Re:The cutting edge is in high frequency trading (Score:4, Interesting)
Yep, the article is 10-20 years out of date.
HFT has been using statistical synchronization of dbs for years.
Big financial shops switched to in-memory dbs decades ago. With co-lo on the compute farms.
I don't know why he's even talking about 32G boxes as servers. That's a desktop, real db hosts are an order of magnitude bigger.
His "push the disks to the edge of the network?" Um, that's already happened - it's called tier 2. Tier 1 is the terabytes of solid-state storage we keep just in case.
This is a blast from the 1990s.
But puting data in system ram = harder reboots (Score:2, Interesting)
But puting data in system ram = harder reboots as you need to dump it to a disk. Also what about UPS's you need one that has the power to last for the time it takes to do that as well.
Re:Terabyte RAM? (Score:2, Interesting)
I think, perhaps, that you're missing the point, at least of the article.
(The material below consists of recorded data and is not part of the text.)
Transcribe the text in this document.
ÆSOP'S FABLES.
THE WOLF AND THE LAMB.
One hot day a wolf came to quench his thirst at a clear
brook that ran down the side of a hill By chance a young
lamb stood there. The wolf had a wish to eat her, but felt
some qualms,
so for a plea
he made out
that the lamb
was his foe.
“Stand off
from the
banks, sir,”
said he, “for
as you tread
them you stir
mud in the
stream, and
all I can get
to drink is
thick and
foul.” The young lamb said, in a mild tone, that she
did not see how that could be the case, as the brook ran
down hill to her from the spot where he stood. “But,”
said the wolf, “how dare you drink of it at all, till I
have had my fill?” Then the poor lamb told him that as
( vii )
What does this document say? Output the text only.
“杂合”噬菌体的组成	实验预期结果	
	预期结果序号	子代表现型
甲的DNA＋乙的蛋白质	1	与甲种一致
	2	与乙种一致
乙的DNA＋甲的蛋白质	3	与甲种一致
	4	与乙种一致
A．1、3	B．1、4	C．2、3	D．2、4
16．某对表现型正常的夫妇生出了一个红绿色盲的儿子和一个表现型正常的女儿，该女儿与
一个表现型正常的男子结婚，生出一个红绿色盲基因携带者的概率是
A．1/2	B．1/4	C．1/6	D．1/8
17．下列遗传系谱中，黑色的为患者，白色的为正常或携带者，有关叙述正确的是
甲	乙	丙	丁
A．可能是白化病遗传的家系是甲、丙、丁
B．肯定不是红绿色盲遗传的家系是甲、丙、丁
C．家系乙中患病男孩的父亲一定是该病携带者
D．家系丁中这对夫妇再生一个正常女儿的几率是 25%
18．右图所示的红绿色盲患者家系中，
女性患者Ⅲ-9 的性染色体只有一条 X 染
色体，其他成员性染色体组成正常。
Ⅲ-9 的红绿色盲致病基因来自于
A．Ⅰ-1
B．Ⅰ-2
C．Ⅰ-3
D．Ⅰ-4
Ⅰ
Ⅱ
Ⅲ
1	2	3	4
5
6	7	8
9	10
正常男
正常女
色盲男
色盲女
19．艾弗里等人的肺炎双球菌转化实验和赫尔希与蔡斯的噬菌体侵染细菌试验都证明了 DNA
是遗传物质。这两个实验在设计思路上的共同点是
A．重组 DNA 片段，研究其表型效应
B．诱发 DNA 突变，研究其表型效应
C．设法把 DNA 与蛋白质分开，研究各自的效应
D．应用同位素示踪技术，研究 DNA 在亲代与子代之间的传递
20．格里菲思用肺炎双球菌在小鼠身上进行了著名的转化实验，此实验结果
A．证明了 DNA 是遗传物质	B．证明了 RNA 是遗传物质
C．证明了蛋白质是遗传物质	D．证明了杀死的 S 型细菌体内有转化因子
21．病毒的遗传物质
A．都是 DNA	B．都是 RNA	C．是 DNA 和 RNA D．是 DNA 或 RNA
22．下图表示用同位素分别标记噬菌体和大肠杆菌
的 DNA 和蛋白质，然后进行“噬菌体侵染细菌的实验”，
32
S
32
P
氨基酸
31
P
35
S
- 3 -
It has nothing to do with whether to store information in memory or in the database and everything to do with the current trend of using dedicated analytics products (i.e. OLAP) to do data analysis. Whereas we used to use the same relational databases to store, retrieve and analyze all data with SQL as the Swiss Army knife that enabled it all, we're moving towards a model where the relational database is responsible for storage and retrieval of information only and dedicated analytics products have their own cache of the information for reporting and analysis purposes.
The point is that relational databases are being marginalized and one of their major selling points (i.e. the ability to analyze data based on the relationship between different types of data) is increasingly less relevant. Once you're limiting your RDBMS usage to simple CRUD operations, the rationale for choosing an RDBMS (especially an expensive one like Oracle and its ilk) over NoSQL options or open source databases with limited support for power-user options starts to disappear. MySQL may lack a lot of the features that experienced DBAs consider mandatory, but it can do INSERTs, UPDATEs and DELETEs as well as anything and it has no problems with SELECTs based on keyed columns. Similarly, Casandra, Voldemort and such can also easily support that limited subset of functionality.
That is why RDBMSs are becoming marginalized. Applications are increasingly being designed to either avoid an RDBMS back-end or to use it as simple "dumb" storage and rely on a separate analytics product to accomplish all the complicated logic that previously would be accomplished with complicated SQL and stored procedures. Beyond that, OLAP concepts allow the data-mining interface to require less development effort. It's simple to write an interface around (an) OLAP cube(s) and allow the user to choose the dimensions and measures and allow the user to pivot, drill-down and such. In fact, most analytics products do this stuff out of the box without any development necessary. With a SQL database, an interface needs to be created that will translate the user's instructions into SQL, which can often become very complex and requires significant effort to ensure that the resulting SQL will perform well.
This isn't about RDBMSs becoming unnecessary, it's about them now being best served in a much more limited role than they've previously occupied in the application architecture.